The prosecution opposes the sentence because it would not punish Chauvin for depriving the 14-year-old of his civil rights. The 14-year-old, whose name is John Christopher Pope, Jr., is suing Chauvin and six other officers in federal court for depriving his civil rights.
Chauvin was convicted of state murder and manslaughter charges for Floyd’s murder in April 2021 and is currently serving a 22-and-a-half-year sentence at Minnesota Correctional Facility-Oak Park Heights. He would serve the federal sentence concurrently with his state sentence, most likely in federal prison.

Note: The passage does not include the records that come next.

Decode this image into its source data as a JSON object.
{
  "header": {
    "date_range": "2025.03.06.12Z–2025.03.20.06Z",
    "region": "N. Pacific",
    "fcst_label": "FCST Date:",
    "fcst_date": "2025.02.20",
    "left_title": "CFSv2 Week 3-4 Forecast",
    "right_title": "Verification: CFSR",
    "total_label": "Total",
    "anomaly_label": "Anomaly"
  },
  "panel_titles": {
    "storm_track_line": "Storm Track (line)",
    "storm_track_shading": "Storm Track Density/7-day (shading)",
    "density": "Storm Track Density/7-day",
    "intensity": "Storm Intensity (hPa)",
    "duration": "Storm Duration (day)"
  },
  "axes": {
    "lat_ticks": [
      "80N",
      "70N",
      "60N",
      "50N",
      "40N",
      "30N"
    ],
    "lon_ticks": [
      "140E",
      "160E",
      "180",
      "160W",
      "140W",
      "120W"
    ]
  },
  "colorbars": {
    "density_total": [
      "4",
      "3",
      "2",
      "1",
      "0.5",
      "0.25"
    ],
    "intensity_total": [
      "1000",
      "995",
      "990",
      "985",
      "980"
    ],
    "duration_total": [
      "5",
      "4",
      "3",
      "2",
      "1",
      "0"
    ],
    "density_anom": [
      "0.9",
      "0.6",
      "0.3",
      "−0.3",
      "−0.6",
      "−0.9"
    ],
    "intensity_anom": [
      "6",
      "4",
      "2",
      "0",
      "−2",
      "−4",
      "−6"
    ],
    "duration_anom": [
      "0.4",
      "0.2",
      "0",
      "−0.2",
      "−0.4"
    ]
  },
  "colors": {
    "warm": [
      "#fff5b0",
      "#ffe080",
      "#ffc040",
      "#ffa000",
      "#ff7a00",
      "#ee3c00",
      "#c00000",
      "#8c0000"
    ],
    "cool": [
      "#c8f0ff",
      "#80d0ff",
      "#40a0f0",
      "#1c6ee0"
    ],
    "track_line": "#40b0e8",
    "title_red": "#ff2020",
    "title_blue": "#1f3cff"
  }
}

Judge Magnuson has not yet decided when co-defendants J. Alexander Kueng, Thomas Lane, and Tou Thao would be sentenced. Each was found guilty of depriving Floyd’s civil rights in February, with Kueng and Thao also convicted for failing to stop Chauvin.
The prosecution recommends Lane be sentenced anywhere from five and a quarter years to six and a half years and both Kueng and Thao be sentenced to more than that, no more than what Chauvin is to be sentenced to for Kueng, and no more than 25 years for Thao.
In state court, Lane pled guilty as part of a plea deal and will be sentenced on September 9. Kueng and Thao await trial, which starts with jury selection on October 24 at 9 am. The trial was originally delayed to 2023 to allow for publicity to die down but was rescheduled because Kueng’s counsel has a scheduling conflict.